Although the ASH guidelines do not recommend the routine monitoring of anti–factor Xa levels to guide LMWH dosing in females who are pregnant due to the lack of beneficial evidence, Eichinger explained that she employs this technique in cases of females who are pregnant with extreme body weight, severe renal function impairment, and antithrombin deficiency. In terms of the management of LMWH treatment at the time of delivery, anticoagulant treatment should be halted 24 hours prior to a caesarean section or natural birth, and should only be restarted on a prophylactic dose 6–8 hours following this. It was emphasised that the full therapeutic dose should not be given until 12–24 hours postpartum.

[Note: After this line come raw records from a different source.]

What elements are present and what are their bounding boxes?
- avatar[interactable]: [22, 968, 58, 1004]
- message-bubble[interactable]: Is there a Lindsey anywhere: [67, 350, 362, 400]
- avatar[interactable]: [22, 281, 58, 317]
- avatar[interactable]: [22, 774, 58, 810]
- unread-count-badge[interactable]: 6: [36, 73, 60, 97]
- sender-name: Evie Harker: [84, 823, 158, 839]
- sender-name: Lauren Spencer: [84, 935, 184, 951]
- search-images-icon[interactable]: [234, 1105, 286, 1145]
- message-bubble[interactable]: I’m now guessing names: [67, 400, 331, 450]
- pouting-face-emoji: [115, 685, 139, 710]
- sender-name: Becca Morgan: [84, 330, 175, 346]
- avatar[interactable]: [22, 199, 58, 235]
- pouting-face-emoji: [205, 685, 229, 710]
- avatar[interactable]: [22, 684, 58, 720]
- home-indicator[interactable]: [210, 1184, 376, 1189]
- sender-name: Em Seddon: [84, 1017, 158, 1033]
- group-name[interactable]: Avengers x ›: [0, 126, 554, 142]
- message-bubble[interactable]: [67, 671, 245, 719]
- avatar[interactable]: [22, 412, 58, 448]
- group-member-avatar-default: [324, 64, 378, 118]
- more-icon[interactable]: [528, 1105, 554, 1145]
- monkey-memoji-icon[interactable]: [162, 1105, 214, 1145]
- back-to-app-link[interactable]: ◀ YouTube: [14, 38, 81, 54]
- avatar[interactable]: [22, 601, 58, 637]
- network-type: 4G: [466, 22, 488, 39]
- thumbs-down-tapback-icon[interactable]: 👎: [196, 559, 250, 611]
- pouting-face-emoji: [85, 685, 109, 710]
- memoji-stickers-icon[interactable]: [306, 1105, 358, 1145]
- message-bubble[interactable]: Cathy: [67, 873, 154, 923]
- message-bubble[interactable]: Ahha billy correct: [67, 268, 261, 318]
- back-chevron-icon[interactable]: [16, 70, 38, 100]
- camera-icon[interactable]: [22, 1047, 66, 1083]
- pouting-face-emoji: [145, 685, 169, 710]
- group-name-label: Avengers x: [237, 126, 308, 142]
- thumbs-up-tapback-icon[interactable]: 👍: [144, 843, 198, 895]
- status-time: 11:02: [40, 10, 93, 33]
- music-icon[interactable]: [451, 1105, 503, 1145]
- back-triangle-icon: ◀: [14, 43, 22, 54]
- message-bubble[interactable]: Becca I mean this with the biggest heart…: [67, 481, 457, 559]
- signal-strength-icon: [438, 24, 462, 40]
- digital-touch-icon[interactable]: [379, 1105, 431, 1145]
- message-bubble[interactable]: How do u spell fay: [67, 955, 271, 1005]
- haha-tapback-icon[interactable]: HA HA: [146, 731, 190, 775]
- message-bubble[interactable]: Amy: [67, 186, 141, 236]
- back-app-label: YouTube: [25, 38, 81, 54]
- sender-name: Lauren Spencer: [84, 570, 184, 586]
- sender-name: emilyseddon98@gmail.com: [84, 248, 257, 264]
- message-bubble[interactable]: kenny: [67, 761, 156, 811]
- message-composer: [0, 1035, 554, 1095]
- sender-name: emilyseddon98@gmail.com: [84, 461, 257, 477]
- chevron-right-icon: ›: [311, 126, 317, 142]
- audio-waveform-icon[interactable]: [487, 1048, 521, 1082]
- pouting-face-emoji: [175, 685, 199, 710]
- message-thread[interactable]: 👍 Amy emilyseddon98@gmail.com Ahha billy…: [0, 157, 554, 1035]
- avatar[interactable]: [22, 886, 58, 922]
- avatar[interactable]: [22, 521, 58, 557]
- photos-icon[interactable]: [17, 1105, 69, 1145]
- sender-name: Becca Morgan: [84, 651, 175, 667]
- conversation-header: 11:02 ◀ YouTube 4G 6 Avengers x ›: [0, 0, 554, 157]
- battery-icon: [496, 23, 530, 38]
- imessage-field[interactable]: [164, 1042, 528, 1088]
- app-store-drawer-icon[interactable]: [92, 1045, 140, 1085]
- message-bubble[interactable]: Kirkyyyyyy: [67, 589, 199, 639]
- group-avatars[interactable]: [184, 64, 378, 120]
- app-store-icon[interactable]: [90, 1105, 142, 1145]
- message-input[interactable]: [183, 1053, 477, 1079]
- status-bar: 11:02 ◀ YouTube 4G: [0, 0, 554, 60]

Eichinger concluded the session with information on prophylaxis use in females who are pregnant, both with and without prior VT. The ASH guidelines advise prophylactic treatment both ante- and postpartum in females who are pregnant with prior VT, except in cases of females who have experienced prior provoked VT with non-hormonal risk factors. Several considerations are taken into account when making recommendations in females who are pregnant without prior VT, dependent on the factor causing hereditary thrombophilia, and whether the patient has a past history of VT.
CONCLUSION
Providing expert insight and guidance from guideline recommendations will help both patients and healthcare professionals make informed decisions about prescribing hormone therapies, both during pregnancy and as a form of contraception.